Large-scale Spatiotemporal Characterization of Inconsistencies in the World’s Largest Firewall

Lots of academic research on Internet censorship treats the countries doing the censorship as monoliths: that is, measurements will typically only be conducted from one client in one fixed location (often a commercial VPS or colocation provider), and the results are assmued to reflect the situation countrywide. When you’re talking about a country as large as China, that assumption seems poorly justified, and there have been several studies aiming to collect more fine-grained information. [1] [2] [3] This paper is in that line of research, with a systematic survey of censorship of one application (Tor) in roughly 150 different locations across China, repeating the measurement at hourly intervals for 27 days. The measurement clients are diverse both in terms of geographic location and network topology.

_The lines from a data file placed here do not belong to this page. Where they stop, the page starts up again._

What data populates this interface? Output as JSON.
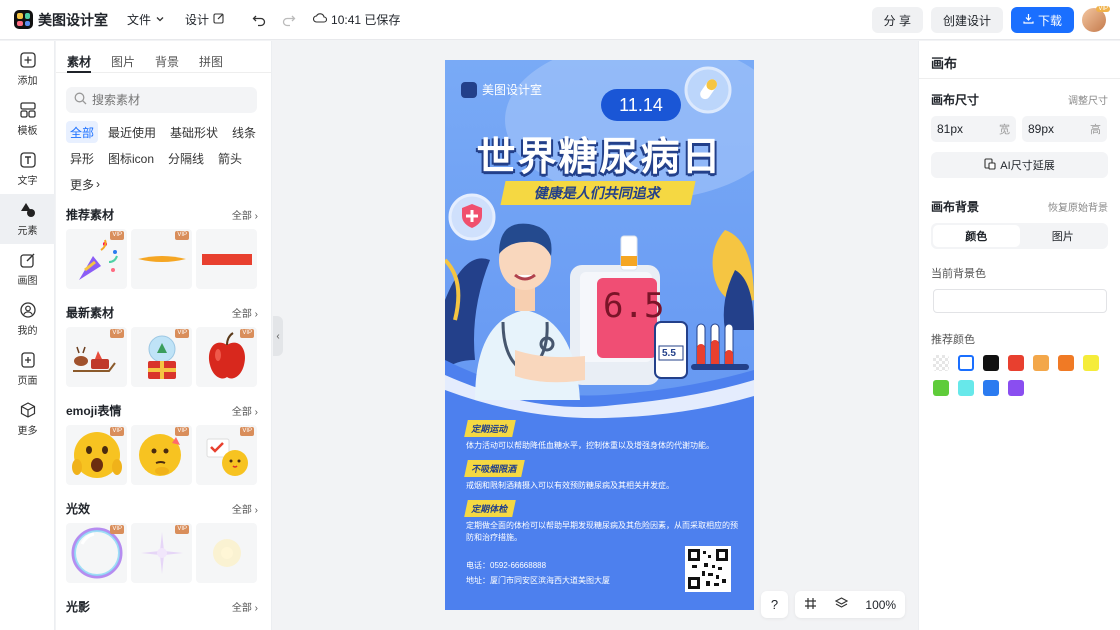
{
  "app": {
    "name": "美图设计室"
  },
  "topbar": {
    "file_label": "文件",
    "design_label": "设计",
    "save_status": "10:41 已保存",
    "share_label": "分 享",
    "create_label": "创建设计",
    "download_label": "下载",
    "avatar_badge": "VIP"
  },
  "rail": {
    "items": [
      {
        "label": "添加",
        "icon": "plus-square-icon"
      },
      {
        "label": "模板",
        "icon": "template-icon"
      },
      {
        "label": "文字",
        "icon": "text-icon"
      },
      {
        "label": "元素",
        "icon": "shapes-icon"
      },
      {
        "label": "画图",
        "icon": "edit-icon"
      },
      {
        "label": "我的",
        "icon": "user-icon"
      },
      {
        "label": "页面",
        "icon": "add-page-icon"
      },
      {
        "label": "更多",
        "icon": "cube-icon"
      }
    ]
  },
  "panel": {
    "tabs": [
      "素材",
      "图片",
      "背景",
      "拼图"
    ],
    "search_placeholder": "搜索素材",
    "chips": [
      "全部",
      "最近使用",
      "基础形状",
      "线条",
      "异形",
      "图标icon",
      "分隔线",
      "箭头",
      "更多"
    ],
    "vip_label": "VIP",
    "sections": [
      {
        "title": "推荐素材",
        "all": "全部"
      },
      {
        "title": "最新素材",
        "all": "全部"
      },
      {
        "title": "emoji表情",
        "all": "全部"
      },
      {
        "title": "光效",
        "all": "全部"
      },
      {
        "title": "光影",
        "all": "全部"
      }
    ]
  },
  "poster": {
    "brand": "美图设计室",
    "date": "11.14",
    "title": "世界糖尿病日",
    "subtitle": "健康是人们共同追求",
    "meter_reading": "6.5",
    "meter_small": "5.5",
    "items": [
      {
        "head": "定期运动",
        "text": "体力活动可以帮助降低血糖水平，控制体重以及增强身体的代谢功能。"
      },
      {
        "head": "不吸烟限酒",
        "text": "戒烟和限制酒精摄入可以有效预防糖尿病及其相关并发症。"
      },
      {
        "head": "定期体检",
        "text": "定期做全面的体检可以帮助早期发现糖尿病及其危险因素，从而采取相应的预防和治疗措施。"
      }
    ],
    "phone": "电话：0592-66668888",
    "address": "地址：厦门市同安区滨海西大道美图大厦"
  },
  "canvas_tools": {
    "help": "?",
    "zoom": "100%"
  },
  "right": {
    "title": "画布",
    "size_label": "画布尺寸",
    "adjust_label": "调整尺寸",
    "width_value": "81px",
    "width_unit": "宽",
    "height_value": "89px",
    "height_unit": "高",
    "ai_label": "AI尺寸延展",
    "bg_label": "画布背景",
    "restore_label": "恢复原始背景",
    "seg_color": "颜色",
    "seg_image": "图片",
    "current_bg_label": "当前背景色",
    "recommend_label": "推荐颜色",
    "swatches": [
      "transparent",
      "#ffffff",
      "#111111",
      "#e8402f",
      "#f3a74a",
      "#f07a25",
      "#f5ec3a",
      "#5fcc3a",
      "#67e8ea",
      "#2b7bf0",
      "#8a4ef0"
    ]
  }
}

The results largely confirm what was already suspected. This particular application is indeed blocked consistently across China, with the possible exception of CERNET (China Education and Research Network), whose filtering is less aggressive. The filtering occurs at major China-wide IXPs, as suspected from previous studies. The firewall appears to operate primarily by dropping inbound traffic to China; the authors don’t try to explain this, but earlier related research [4] points out that the firewall must wait to see a TCP SYN/ACK packet before it can successfully forge RST packets in both directions. Finally, there is concrete evidence for failures, lasting hours at a time, uncorrelated with geographic location, where traffic passes uncensored. This was anecdotally known to happen but not previously studied in any kind of detail, to my knowledge. This paper doesn’t speculate at all on why the failures happen or how we could figure that out, which I think is unfortunate.

The techniques used to collect the data are more interesting, at least to me. The principal method is called hybrid idle scanning, first presented by some of the same authors in a different paper [5]. It allows a measurement host to determine whether a client can complete a TCP handshake with a server, without itself being either the client or the server; if the handshake does not complete successfully, it reveals whether client-server or server-client packets are being lost. It does rely on an information leak in older client TCP stacks (predictable IP-ID sequences, [6]) but millions of hosts worldwide still run operating systems with these bugs—the authors report an estimate that they they comprise 1% of the global IPv4 address space. Thus, it’s possible to find a measurement client in any geographic location with reasonably common Internet usage. Data from this technique is backed up with more detailed information from traceroutes and SYN probes from a smaller number of locations. They describe a previously-unreported server-side information leak in Linux’s handling of half-open TCP connections, which can be used to study what IP-based blacklisting of a server looks like to that server, without access to that server.

I’m also impressed with the authors’ systematic presentation of the hypotheses they wanted to test and how they chose to test each of them. Anyone interested in network measurements could probably learn something about how to structure an experiment from this paper.